Dr Debashis Chanda, University of Central Florida

Flexible display technology has been gradually turning up in high-end gadgets, but research into even more flexible solutions is showing no signs of slowing down. A research team from the University of Central Florida, led by Professor Debashis Chanda, has developed the first-ever skin-like colour display, which is thin and flexible enough to be used alongside fabrics.

The research team’s technique could open the door to thin, flexible, full-color displays that could be built into plastics and synthetic fabrics. The technology is only a few micrometres (um) thick. That is considerably smaller than a human hair, which is typically around 0.1mm thick.

“This is a cheap way of making displays on a flexible substrate with full-color generation … That’s a unique combination.” – Dr. Chanda

The research team says that you could do all sorts of fun things with it, such as create a shirt than can change its colors and patterns on demand. If you’ve played any of the recent Metal Gear Solid games, it’s not far off from that crazy camouflage suit.

Inspiration apparently came from nature. Specifically, animals such chameleons, octopuses and squids, which can change their colors just by using their skin.

How does it work?

Traditional display components found in TVs or smartphones require a dedicated light source, be it an OLED or back-light. However, this color changing flexible display does not require a light source of its own, instead it reflects light back from its own surface.

flexible color displays

Dr.
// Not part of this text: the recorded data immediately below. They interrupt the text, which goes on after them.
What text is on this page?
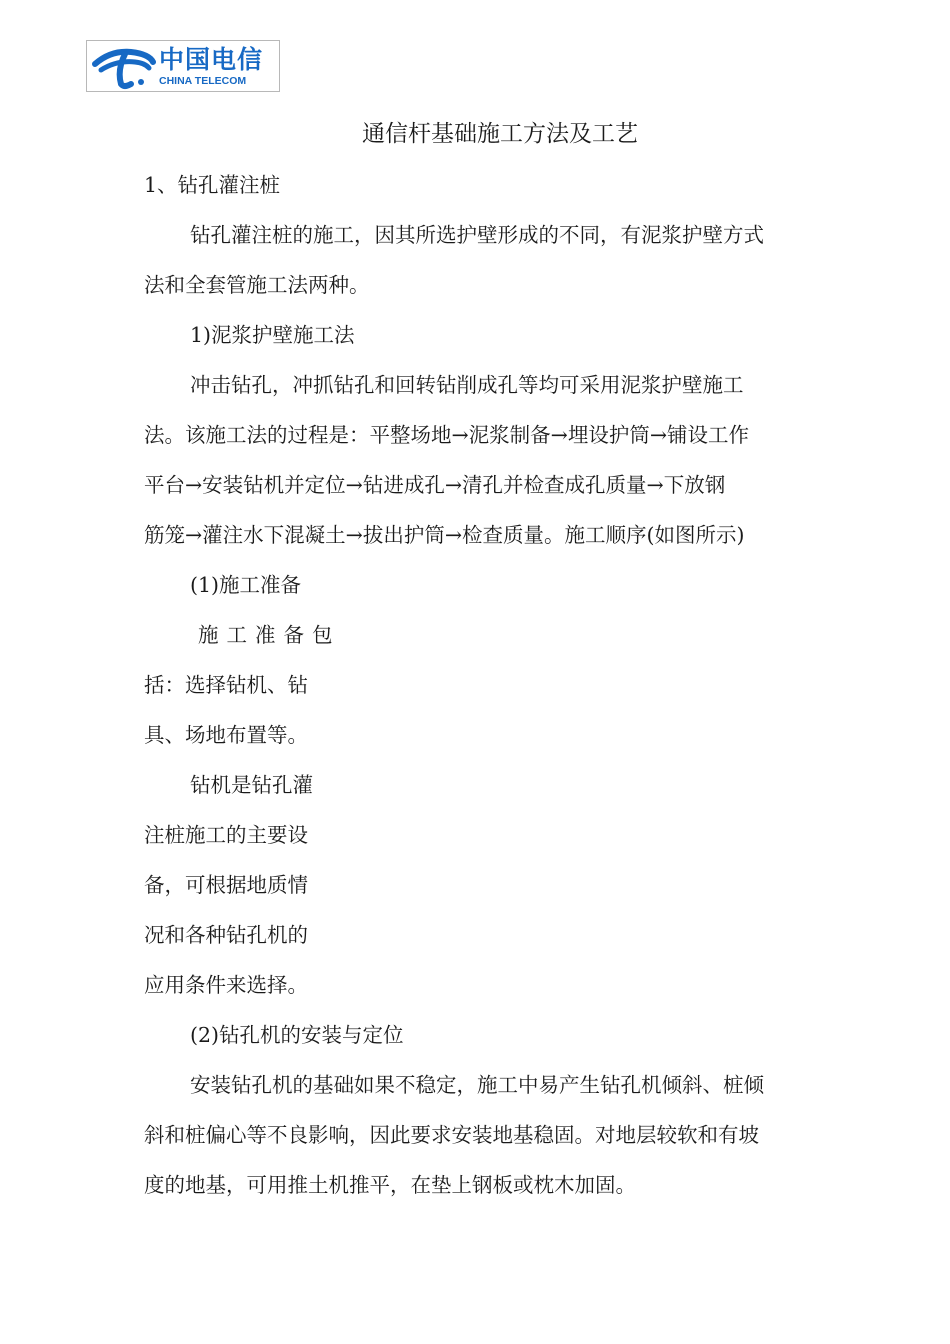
中国电信
CHINA TELECOM
通信杆基础施工方法及工艺
1、钻孔灌注桩
钻孔灌注桩的施工，因其所选护壁形成的不同，有泥浆护壁方式
法和全套管施工法两种。
1)泥浆护壁施工法
冲击钻孔，冲抓钻孔和回转钻削成孔等均可采用泥浆护壁施工
法。该施工法的过程是：平整场地→泥浆制备→埋设护筒→铺设工作
平台→安装钻机并定位→钻进成孔→清孔并检查成孔质量→下放钢
筋笼→灌注水下混凝土→拔出护筒→检查质量。施工顺序(如图所示)
(1)施工准备
施工准备包
括：选择钻机、钻
具、场地布置等。
钻机是钻孔灌
注桩施工的主要设
备，可根据地质情
况和各种钻孔机的
应用条件来选择。
(2)钻孔机的安装与定位
安装钻孔机的基础如果不稳定，施工中易产生钻孔机倾斜、桩倾
斜和桩偏心等不良影响，因此要求安装地基稳固。对地层较软和有坡
度的地基，可用推土机推平，在垫上钢板或枕木加固。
Chanda used a National Geographic photograph to demonstrate the technology.

This technique is accomplished using a thin liquid crystal layer placed over a metallic egg-carton shaped nanostructure. This shape absorbs some light wavelengths and reflects others, and the reflected light can be adjusted by passing different voltages through the liquid crystal layer, not unlike a regular LCD display.

Previous attempts at this type of display have resulted in limited colors and thicker designs. It’s the nanostructured metallic surface, as well as the interaction between liquid crystal molecules and plasmon waves, that enables the new design to offer such a wide range of colors with just a tiny footprint.

Potential products

As well as color changing clothes ranges, this type of technology could also improve on existing electronic products. TVs, laptops and smartphones could all be built with even thinner displays or new form factors. It also sounds like there’s potential for energy and cost savings too, which could help bring flexible display tech to the masses.

Not only that, but other types of wearable electronics could be born, such as fabric based wrist bands, and there’s potential for other types of displays that we probably haven’t seen yet. Of course, we’re going to need complementary developments in flexible and discrete processor, circuitry and battery technologies before any of these futuristic sounding products can end up on the market. But we’re getting there, one step at a time.